- DVD cover
- Directed by: Leigh Scott
- Written by: Leigh Scott
- Screenplay by: Jeshua De Horta
- Produced by: Jeshua De Horta David Michael Latt
- Starring: Griff Furst Sarah Hall Jeff Denton Shaley Scott Jessica Bork Sarah Lieving
- Cinematography: Steven Parker
- Edited by: Leigh Scott Kristen Quintrall
- Music by: Chris Ridenhour
- Production company: The Asylum
- Distributed by: The Asylum
- Release date: March 5, 2007 (United States);
- Running time: 86 minutes
- Country: United States
- Language: English
- Budget: $500,000 (estimated)

= The Hitchhiker (film) =

2007 thriller film directed by Leigh Scott

The Hitchhiker is a 2007 American thriller film written and directed by Leigh Scott, and co-written by Jeshua De Horta.

==Plot==
While travelling through Utah, Jack Carter picks up a hitchhiker, but kicks him out after a few minutes due to the man hitting on him. Hours later, Jack stops in a secluded area, and begins digging a grave for the woman he had bound and gagged in the back of his pickup truck.

Four women (Melinda, Patty, Kristina, and Denise) from Colorado Springs are driving through the area on their way to a nurse's conference in Las Vegas. Spotting Jack hitchhiking, the quartet pick him up, and soon after experience car trouble, forcing them to stop at a roadside motel. The manager tells the group that the nearest service station does not open until the morning, so they elect to stay. During the night, Jack shows interest in Melinda, and has rough sex with Kristina, who has a fiancé.
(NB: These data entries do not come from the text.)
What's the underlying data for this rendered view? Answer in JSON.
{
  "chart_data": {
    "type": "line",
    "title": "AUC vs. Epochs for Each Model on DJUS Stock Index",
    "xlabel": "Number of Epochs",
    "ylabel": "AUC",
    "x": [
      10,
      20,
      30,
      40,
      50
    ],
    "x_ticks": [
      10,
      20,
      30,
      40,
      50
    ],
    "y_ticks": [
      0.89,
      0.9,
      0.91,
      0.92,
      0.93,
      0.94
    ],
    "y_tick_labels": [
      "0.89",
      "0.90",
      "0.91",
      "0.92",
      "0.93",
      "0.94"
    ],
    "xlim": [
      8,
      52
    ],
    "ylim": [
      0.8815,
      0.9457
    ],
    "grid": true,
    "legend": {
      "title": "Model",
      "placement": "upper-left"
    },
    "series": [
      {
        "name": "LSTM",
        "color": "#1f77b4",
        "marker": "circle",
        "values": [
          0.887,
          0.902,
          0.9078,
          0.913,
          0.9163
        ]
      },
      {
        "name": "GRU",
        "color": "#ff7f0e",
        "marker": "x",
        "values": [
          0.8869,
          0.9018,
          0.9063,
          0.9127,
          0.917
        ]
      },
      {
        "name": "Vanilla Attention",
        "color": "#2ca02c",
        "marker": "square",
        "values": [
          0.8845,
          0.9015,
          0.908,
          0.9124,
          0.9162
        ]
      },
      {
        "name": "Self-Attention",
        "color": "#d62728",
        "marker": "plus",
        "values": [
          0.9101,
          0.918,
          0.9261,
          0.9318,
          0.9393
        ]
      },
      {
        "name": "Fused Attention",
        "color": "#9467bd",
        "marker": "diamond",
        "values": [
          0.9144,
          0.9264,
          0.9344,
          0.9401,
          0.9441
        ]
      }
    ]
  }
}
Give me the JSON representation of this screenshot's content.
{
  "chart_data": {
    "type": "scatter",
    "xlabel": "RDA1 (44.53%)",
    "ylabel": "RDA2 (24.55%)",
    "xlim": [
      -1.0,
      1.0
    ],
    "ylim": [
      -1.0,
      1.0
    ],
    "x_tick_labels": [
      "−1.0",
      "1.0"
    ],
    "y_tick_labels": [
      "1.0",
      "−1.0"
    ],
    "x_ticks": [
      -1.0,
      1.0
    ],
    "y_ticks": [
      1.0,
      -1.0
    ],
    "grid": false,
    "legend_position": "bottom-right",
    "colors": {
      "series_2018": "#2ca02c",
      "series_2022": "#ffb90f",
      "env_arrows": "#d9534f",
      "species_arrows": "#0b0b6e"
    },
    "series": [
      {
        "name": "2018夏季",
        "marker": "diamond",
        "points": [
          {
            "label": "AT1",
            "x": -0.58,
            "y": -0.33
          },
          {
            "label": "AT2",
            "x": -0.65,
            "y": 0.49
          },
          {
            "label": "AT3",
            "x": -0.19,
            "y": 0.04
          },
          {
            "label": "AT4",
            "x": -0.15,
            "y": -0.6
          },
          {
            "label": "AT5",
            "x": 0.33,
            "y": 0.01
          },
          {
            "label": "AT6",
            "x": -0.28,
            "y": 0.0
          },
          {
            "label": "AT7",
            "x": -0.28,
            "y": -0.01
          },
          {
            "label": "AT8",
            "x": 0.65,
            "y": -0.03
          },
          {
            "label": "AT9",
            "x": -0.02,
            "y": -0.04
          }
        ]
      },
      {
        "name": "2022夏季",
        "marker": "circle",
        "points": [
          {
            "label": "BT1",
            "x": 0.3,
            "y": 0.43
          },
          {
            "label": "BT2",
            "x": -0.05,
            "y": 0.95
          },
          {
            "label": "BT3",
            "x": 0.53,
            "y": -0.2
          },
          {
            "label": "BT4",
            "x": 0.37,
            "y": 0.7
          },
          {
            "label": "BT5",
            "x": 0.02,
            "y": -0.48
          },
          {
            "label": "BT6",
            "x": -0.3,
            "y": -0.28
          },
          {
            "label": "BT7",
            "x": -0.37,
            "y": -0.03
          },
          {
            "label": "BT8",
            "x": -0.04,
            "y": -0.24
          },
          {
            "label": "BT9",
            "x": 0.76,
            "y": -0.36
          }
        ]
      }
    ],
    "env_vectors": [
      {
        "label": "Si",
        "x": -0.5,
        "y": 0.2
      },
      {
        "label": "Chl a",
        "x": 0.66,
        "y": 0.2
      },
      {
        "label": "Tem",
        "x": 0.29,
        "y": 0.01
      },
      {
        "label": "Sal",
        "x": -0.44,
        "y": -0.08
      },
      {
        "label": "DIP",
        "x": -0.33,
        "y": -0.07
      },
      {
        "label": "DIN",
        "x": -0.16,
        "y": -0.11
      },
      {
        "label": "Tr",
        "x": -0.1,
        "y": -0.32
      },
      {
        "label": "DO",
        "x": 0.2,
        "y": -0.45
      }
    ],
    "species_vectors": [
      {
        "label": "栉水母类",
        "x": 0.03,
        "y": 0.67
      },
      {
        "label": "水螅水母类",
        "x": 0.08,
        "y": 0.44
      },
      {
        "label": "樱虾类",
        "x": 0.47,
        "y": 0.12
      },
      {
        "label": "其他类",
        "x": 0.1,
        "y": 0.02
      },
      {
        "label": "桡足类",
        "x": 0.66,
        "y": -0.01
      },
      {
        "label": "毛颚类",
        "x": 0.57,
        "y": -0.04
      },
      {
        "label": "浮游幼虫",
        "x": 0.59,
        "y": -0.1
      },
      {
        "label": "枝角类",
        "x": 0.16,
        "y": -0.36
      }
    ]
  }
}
In the morning, the mechanic arrives, and is shot to death by Jack after the two travel to Jack's abandoned truck. Jack returns to the motel, where he murders the manager and takes the women captive after drugging them. Jack gives a misogynistic speech, and implies he is doing this due to having been "betrayed" by his girlfriend or wife. While sexually assaulting Denise and Melinda, Jack is knocked out by the latter, who tries to escape with her friends. The vehicles will either not work, or are missing their keys, so the women decide to kill Jack, who awakens while being attacked, and fatally shoots Kristina. The others are recaptured, and while Jack is binding Melinda (who he has developed a fondness for, and regards as "special") a married couple arrives, looking for a room.

After giving the couple a room, Jack kills the husband when he goes to investigate noises coming from the room Melinda and the others are in. Jack places the man's wife, Susan, with the other captives, and shoots Patty in the head after Denise goes on an insult-laden rant against him. As Jack sleeps, Susan uses her cellphone to repeatedly dial 911, prompting a pair of police officers to stop by in the morning. Jack gets into a shootout with the officers, who he kills while Melinda, Denise, and Susan drive off in their patrol car. A chase ensues, during which Susan is shot in the head, and Jack is run over.

Weeks later, Denise visits Melinda, and it is revealed that Jack had survived, and is being tried in Wyoming, where he murdered at least two women. That night, Jack, who had escaped from custody and hitchhiked his way to Colorado, breaks into Melinda's home, and ties her husband to a chair. Jack declares his love for Melinda, who responds by rejecting him, shooting him in the stomach, and then in the face.

==Cast==
- Jeff Denton as Jack Carter
- Sarah Lieving as Melinda Mann
- Shaley Scott as Denise
- Sarah Hall as Patty
- Jessica Bork as Kristina
- Alexandra Boylan as Jennifer
- Griff Furst as Paul Mann
- James Ferris as Steve
- Dane Hanson as Felix
- David Shick as Officer Jenkins
- Michael Tower as Officer Ferrati
- Leigh Scott as Doug
- Dean Arevalo as Cliff
- Erica Roby as Lindsey

==Reception==

Arrow in the Head gave The Hitchhiker a two and half out of four, describing it as "a perfectly decent little flick" and going on to say that "For a direct-to-DVD knock-off, it's always watchable and mostly engaging. You could do worse than dropping a few bucks down for this, but don't expect to be too surprised or scared by the assembly line plot". Beyond Hollywood said it was "not altogether bad" and that it moves well enough, "with plenty of gratuitous sex, violence, and exploitative moments" to warrant a viewing for those interested in the genre.

Felix Vasquez Jr. of Film Threat panned the movie, writing that the movie was "definite proof that all Leigh Scott had to do to ensure he'd inflict a cruel revenge on me was to make another movie".